Although both initiatives eventually were defeated, and the local offered to refund the levy to nonunion members upon request, the plaintiffs persisted with their lawsuit all the way to the Supreme Court, where they found a receptive audience. In a majority opinion written by Justice Samuel Alito, and joined by Alito’s four Republican brethren, the court held that the midyear special assessment ran afoul of the First Amendment as to the nonunion members. Instead of being required to opt out of paying the special assessment after the fact and waiting for a refund, the court said, the nonunion workers should not have been required to pay the special assessment in advance. Rather, they should have been accorded the right to affirmatively consent, or “opt in,” to paying the assessment if they were so inclined.
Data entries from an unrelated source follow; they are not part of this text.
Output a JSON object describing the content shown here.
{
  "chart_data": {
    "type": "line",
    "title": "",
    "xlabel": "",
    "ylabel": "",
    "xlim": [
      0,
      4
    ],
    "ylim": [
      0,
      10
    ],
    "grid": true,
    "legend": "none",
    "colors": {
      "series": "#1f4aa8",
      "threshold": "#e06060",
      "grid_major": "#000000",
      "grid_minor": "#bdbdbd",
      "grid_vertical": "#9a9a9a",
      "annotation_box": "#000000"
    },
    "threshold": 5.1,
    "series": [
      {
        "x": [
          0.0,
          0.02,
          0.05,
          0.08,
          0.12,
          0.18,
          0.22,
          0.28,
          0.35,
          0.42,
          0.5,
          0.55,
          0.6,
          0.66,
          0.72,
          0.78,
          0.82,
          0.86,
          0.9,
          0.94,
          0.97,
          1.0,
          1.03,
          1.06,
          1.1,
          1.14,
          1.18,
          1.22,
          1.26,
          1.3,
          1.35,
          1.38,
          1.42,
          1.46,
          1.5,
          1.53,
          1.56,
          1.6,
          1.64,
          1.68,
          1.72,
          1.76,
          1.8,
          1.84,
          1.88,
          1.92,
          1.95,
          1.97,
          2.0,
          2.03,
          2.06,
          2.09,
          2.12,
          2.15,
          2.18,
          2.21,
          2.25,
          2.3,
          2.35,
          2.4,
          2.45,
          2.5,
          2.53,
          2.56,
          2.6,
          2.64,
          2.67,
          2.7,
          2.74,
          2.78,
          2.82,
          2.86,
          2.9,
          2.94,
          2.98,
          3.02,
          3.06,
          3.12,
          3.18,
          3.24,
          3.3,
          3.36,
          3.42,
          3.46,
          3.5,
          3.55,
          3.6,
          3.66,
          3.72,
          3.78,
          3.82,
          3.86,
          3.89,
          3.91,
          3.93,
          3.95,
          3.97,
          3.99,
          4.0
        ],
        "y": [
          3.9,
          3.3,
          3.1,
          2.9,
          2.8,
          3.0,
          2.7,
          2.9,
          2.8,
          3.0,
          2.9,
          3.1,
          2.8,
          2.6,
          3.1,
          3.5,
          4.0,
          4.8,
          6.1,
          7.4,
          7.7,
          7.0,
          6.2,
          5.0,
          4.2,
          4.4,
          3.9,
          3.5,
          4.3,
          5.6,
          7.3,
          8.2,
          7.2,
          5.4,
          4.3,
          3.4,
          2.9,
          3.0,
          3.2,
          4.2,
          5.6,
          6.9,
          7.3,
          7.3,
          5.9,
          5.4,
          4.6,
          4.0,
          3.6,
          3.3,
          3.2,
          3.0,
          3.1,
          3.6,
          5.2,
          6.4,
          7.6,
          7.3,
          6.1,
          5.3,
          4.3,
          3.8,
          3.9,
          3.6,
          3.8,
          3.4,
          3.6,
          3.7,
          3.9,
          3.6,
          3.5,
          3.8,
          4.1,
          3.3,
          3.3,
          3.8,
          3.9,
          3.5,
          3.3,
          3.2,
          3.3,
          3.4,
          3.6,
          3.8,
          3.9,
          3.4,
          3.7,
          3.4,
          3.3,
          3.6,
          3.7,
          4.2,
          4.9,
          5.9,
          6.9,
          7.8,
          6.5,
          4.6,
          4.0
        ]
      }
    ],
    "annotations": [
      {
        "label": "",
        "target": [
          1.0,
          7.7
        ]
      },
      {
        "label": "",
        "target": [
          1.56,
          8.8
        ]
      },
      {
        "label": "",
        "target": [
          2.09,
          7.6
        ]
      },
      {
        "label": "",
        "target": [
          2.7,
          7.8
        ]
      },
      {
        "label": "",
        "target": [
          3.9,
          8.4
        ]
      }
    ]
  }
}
Fortunately, Alito’s Knox opinion didn’t explicitly overturn Abood, and it left the traditional opt-out procedures for regular annual dues intact. In the Harris case two years later, in another 5-4 majority opinion penned by Alito, the court again came close to reversing Abood. The ruling came in a lawsuit involving an Illinois SEIU local brought by a group of home care attendants who did not want to join the union or pay fair-share fees. The court managed to sidestep Abood once more only by declaring that the home care workers were not really government employees and thus had no obligation to remit any kind of union dues.
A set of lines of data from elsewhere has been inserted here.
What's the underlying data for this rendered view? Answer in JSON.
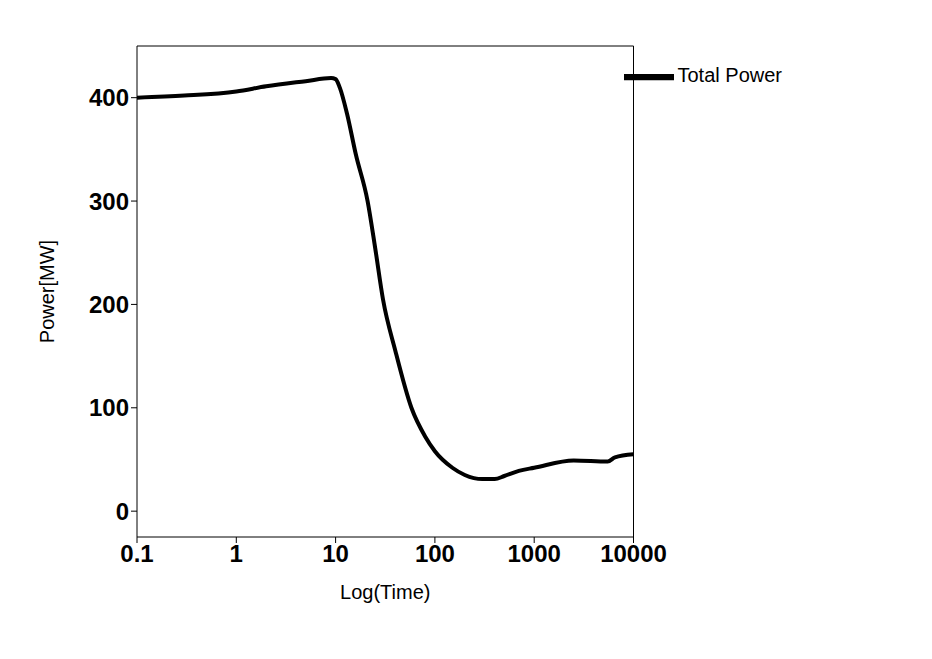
{
  "chart_data": {
    "type": "line",
    "x_label": "Log(Time)",
    "y_label": "Power[MW]",
    "x": [
      0.1,
      0.3,
      1,
      2,
      5,
      9,
      10,
      11,
      13,
      16,
      21,
      25,
      30,
      40,
      58,
      80,
      100,
      150,
      200,
      300,
      400,
      500,
      700,
      1000,
      2500,
      5500,
      6500,
      10000
    ],
    "series": [
      {
        "name": "Total Power",
        "color": "#000000",
        "values": [
          400,
          402,
          406,
          411,
          416,
          419,
          418,
          410,
          385,
          345,
          300,
          255,
          205,
          155,
          100,
          72,
          58,
          42,
          35,
          31,
          31,
          34,
          39,
          42,
          49,
          48,
          52,
          55
        ]
      }
    ],
    "xlim": [
      0.1,
      10000
    ],
    "ylim": [
      -25,
      450
    ],
    "xticks": [
      0.1,
      1,
      10,
      100,
      1000,
      10000
    ],
    "yticks": [
      0,
      100,
      200,
      300,
      400
    ],
    "log": "x",
    "legend": "upper right"
  }
}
The Friedrichs case presents Alito and his cronies with a third chance to do away with Abood and the entire mandatory fair-share system in the public sector nationwide, once and for all. The plaintiffs, including lead litigant Rebecca Friedrichs of Orange County, are 10 anti-union California schoolteachers and the Christian Educators Association International. Although the teachers are clearly government employees and reap the wage, retirement and health insurance benefits secured by union contracts, they oppose fair-share fees of any kind.

Unlike the plaintiffs in Knox and Harris, who were represented by the National Right to Work Legal Defense Foundation Inc., the Friedrichs group is represented by the Washington, D.C.-based Center for Individual Rights, an ultra-right-wing legal outfit that has made a name for itself in lawsuits opposing affirmative action, the Voting Rights Act and Obamacare, among other matters. Though the CIR handles much of its docket on its own, it has teamed up as co-counsel on Friedrichs with conservative super-lawyer Michael Carvin of the powerful Jones Day law firm.
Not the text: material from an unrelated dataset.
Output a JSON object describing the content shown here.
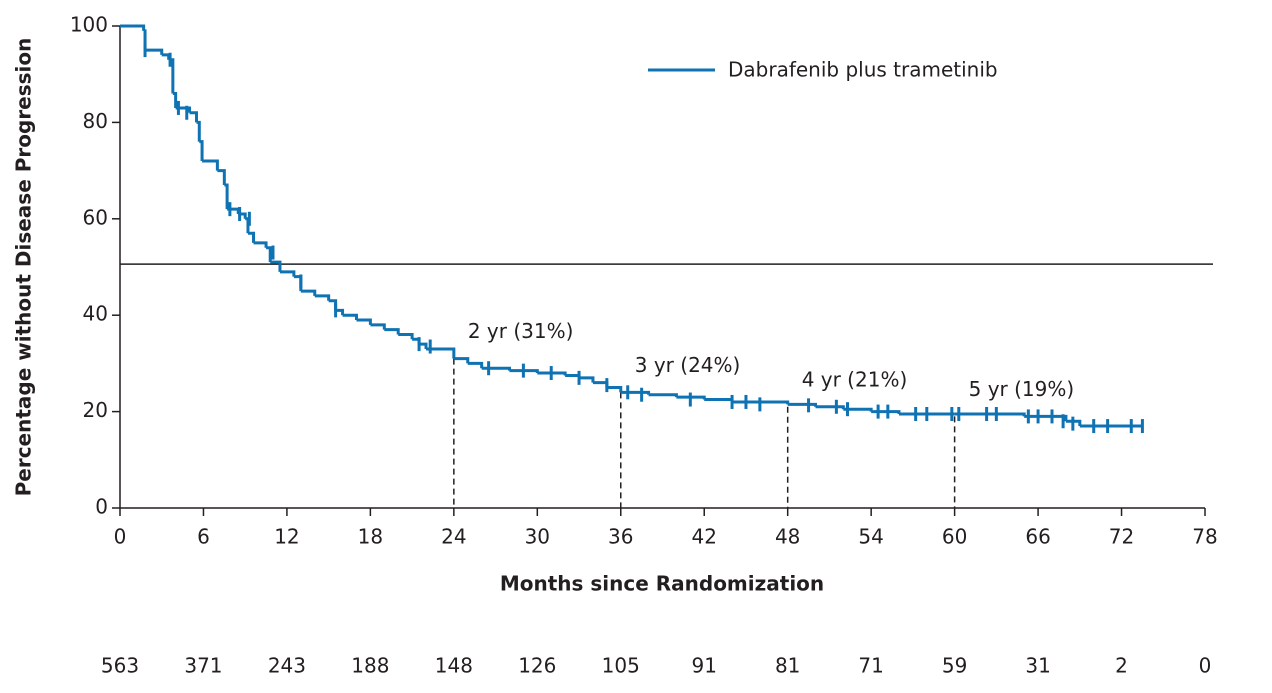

But no matter who is directing Friedrichs, the aim of the case is the same as the goal previously sought in Knox and Harris—the crippling of public sector unions, both as bargaining agents for government workers and as sources of political funding and donations for liberal political candidates and campaigns.

It’s easy to understand the endgame that the American right is pursuing in such cases. Public unions are the last bastion of organized labor in America. According to the Bureau of Labor Statistics, the percentage of unionized wage and salary workers in the U.S. dropped to 11.1 percent in 2014 from 20.1 percent in 1983. The unionization rate in the private sector stands at an abysmal 6.6 percent. The public sector, by contrast, boasts a unionization rate of 35.7 percent.

If the recent labor strife in Wisconsin is any bellwether, a plaintiffs’ victory in Friedrichs could be disastrous. In the aftermath of Gov. Scott Walker’s 2011 assault on public unions and the state’s subsequent implementation of right-to-work policies, the declines in public union membership and dues collected have been enormous in Wisconsin, according to The Washington Examiner. The Madison local of the American Federation of State County and Municipal Employees has lost 18,000 of its previous 32,000 members and has seen its annual revenue fall from $10 million to $5.5 million.

The lesson thus is simple: Kill the fair-share regime and you kill public sector unions. Kill public sector unions and you kill off the labor movement as a whole.

Will the Supreme Court finally implement the lesson plan? We’ll know in the coming months.

From the Haymarket Riot to the present, it’s been a bumpy ride for American workers. In the meantime, I’m sure that Justice Alito and his black-robed compatriots will join me in wishing you happy Labor Day.